For the indirect tax team leader, the use of two parallel software programs has worked well, with one that can deliver on country-specific compliance requirements and another that enables data analytics. They said the right solution requires a combination of internal software, internal development and external programs.
However, without fixing the master data, all efforts are void. “There is no point buying so-called push the button software if your underlying data is incorrect,” said the associate director.
“You’re just going to create incorrect reporting. The journey towards automation, as much as you can, does start from fixing your master data before you can move anywhere forward.
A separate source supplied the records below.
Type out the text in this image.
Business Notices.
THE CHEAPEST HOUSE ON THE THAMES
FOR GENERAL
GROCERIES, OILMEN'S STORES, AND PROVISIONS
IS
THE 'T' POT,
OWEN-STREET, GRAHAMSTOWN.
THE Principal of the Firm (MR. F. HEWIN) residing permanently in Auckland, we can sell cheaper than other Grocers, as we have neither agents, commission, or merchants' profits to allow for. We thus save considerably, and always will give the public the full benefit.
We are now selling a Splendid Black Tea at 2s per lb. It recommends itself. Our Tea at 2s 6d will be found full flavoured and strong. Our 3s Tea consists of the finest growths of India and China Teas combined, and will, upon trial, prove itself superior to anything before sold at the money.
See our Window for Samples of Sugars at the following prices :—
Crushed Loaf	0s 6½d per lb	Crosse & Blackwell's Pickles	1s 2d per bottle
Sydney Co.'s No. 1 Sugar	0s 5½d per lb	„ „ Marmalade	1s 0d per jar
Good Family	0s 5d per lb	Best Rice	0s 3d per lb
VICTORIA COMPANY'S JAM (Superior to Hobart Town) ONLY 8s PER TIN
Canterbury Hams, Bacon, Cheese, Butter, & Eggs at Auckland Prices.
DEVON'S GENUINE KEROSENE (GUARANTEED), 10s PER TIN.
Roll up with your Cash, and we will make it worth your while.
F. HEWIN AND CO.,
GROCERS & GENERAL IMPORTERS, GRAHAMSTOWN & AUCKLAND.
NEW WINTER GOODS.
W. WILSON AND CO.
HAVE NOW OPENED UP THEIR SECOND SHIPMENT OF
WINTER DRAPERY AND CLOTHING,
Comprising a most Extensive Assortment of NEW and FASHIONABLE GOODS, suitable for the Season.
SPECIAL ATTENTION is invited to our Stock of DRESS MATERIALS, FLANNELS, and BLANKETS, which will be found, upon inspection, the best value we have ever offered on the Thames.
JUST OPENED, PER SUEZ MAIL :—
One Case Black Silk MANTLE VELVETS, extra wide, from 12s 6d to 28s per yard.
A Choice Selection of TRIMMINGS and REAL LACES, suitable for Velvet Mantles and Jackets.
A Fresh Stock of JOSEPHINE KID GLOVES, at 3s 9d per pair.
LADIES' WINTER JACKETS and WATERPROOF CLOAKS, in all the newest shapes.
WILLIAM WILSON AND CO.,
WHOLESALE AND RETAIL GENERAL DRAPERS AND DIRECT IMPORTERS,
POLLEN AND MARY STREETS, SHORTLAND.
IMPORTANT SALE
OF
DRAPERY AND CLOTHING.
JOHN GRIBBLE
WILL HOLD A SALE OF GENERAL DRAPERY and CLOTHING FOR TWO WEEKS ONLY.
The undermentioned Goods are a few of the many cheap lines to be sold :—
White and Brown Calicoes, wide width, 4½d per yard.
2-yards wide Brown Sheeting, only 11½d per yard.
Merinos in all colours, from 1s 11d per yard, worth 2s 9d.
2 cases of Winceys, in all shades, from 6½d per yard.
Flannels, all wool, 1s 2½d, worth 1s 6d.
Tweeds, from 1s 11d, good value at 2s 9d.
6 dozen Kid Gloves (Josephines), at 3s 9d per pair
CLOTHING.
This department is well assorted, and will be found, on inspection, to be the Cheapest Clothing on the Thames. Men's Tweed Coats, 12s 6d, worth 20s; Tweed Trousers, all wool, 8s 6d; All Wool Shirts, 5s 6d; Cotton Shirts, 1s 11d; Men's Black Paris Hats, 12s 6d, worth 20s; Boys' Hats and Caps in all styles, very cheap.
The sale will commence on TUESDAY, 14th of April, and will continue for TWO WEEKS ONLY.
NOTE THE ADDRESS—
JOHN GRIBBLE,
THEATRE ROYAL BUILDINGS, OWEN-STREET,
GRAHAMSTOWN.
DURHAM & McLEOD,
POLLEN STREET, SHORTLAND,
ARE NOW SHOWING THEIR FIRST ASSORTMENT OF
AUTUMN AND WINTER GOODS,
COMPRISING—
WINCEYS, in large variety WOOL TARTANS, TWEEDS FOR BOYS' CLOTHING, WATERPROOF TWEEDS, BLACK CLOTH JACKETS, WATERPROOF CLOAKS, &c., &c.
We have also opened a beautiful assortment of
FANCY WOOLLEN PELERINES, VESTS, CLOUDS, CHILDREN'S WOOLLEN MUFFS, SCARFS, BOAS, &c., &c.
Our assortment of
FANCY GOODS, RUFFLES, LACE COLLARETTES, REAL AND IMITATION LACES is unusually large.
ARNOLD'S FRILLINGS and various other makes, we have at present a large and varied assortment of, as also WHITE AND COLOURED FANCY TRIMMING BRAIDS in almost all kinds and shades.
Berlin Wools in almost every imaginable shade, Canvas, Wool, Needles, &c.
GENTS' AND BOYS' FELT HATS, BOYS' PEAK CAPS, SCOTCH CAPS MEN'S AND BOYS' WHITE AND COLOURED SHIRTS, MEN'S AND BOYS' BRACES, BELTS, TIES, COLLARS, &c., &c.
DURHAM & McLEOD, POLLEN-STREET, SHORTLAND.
Otherwise, you are just reporting the incorrect data quicker,” said the associate director.
Several users of the Thomson Reuters’ ONESOURCE solution recommended cleansing the master data for errors regularly.
“What the tax department has decided to do is not download the data on a monthly basis for the monthly return preparation, but to download this usage data on a weekly basis and send all these exception reports straight back to the [relevant] teams, where the problems are actually being caused,” said van Asch.
“This means the team leaders every Monday morning have this big Excel sheet in their email inbox with all the errors that the tax department or the software solution has found and with instruction to rectify this master data,” he said.
“That means that at the end of the month when you are preparing your return filing, hopefully during the month you have cleansed the master data and you will be able to do your returns and compliance process much quicker,” van Asch continued.
Data management is crucial to the process and the wrong data will produce the wrong results.
“If you send the wrong master data back to the teams who own this data, you’ll find that they are basically so fed up with the email on Monday morning that they actually start improving the core processes at the source and you will find that you get less wrong master data over time,” said van Asch.
Transforming the tax function to suit the digital age is not a simple or short journey for tax directors. However, many tax departments would do well to note the success and failures of their indirect tax colleagues to ensure the path is smoother for them.